On an oddly related, but far more respectable note, I would like to pay brief homage to Ms Rosa Parks, known as the Mother of the Civil Rights Movement, who passed away yesterday at the age of 92.
Parks became a symbol of the fight for African-American equality on December 1st, 1955. Then a 42-year-old seamstress in Montgomery Alabama, she refused to move to the "Negro" section at the back of a public bus, but steadfastly sat among the white people at the front. She was arrested and convicted of Disorderly Conduct.

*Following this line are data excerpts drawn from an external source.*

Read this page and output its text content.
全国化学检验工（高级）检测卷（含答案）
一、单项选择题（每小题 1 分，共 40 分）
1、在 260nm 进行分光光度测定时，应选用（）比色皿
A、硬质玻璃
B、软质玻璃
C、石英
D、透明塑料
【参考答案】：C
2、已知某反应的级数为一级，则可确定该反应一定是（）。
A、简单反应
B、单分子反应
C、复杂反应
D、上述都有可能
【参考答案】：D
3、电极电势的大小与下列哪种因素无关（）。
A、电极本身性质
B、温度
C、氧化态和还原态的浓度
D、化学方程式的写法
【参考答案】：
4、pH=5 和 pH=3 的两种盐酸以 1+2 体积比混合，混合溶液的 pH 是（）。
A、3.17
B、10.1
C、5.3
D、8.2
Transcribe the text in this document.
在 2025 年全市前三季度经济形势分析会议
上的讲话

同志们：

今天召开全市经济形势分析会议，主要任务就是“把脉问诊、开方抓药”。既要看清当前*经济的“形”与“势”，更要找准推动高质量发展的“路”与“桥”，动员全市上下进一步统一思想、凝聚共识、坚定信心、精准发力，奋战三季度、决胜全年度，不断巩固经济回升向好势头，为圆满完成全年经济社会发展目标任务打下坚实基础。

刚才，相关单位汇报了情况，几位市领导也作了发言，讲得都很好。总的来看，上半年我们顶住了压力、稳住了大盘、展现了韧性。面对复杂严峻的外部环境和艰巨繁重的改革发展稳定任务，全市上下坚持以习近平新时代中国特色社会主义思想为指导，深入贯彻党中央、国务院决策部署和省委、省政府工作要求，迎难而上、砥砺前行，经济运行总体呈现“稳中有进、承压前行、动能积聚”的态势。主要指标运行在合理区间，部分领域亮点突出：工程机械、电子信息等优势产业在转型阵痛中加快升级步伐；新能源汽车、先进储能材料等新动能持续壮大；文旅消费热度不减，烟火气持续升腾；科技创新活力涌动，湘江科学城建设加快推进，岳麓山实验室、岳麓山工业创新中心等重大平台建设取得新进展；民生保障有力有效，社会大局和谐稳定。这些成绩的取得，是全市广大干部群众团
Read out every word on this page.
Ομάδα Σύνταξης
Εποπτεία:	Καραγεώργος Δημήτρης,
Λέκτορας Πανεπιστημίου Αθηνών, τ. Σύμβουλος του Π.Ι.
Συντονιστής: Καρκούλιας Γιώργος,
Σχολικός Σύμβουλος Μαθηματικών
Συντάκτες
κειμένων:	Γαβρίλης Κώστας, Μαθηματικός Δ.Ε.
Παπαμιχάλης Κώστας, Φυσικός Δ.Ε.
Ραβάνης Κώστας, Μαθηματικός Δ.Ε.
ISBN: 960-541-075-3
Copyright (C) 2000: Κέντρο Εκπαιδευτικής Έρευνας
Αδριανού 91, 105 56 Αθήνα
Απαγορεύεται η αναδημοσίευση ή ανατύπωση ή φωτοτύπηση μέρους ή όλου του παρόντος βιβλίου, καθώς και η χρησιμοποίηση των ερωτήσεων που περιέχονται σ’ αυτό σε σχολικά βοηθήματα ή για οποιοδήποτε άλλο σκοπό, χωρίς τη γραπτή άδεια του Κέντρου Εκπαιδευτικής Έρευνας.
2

The next day, around fifty leaders of the Black community, lead by one Rev Martin Luther King Jr, came together and discussed the case, which resulted in a complete boycott of the Montgomery Bus system by African-Americans. For over a year, black people refused to board public buses, throwing the public transport system into disarray until the segregation laws were eventuially overturned 381 days later. In 1956, the US Supreme Court finally ruled that public transport segregation laws were unconstitutional.
For many of us, it is impossible to really imagine a life of legalised segregation and vilification based on race ~ at least not on the scale of early-20th-Century USA, or South African Apartheid. Mercifully, much has changed in the intervening years. American "Jim Crow" laws are an injustice confined to the history books, while we watch South Africa progressively becoming accepted back into the global community.
But it would be naïve in the extreme to believe that such segregations have vanished entirely. It may no longer be written in the law, but inequality and injustice are still rife within the US (as became tragically apparent in the aftermath of Hurricaine Katrina), and indeed all over the world. Here in Australia, with mandatory detention for assylum seekers and the apalling state of Aboriginal welfare, true equality is still a distant hope. As the diverse people of the human race become increasingly intertwined, there will always be prejudice and oppression in infinite guises, whether on the basis of race, religion, gender or lifestyle. That, unfortunately seems to be a reality of the world.
However, as Rosa Parks' story shows, to make a difference does not require aggressive action or the blind hatred of violent vengeance. A simple act of quiet defiance can make all the difference. Sometimes all it takes is one person to stand up - or, indeed, to keep her seat - and demand to be recognised as a human being, worthy of rights and respect.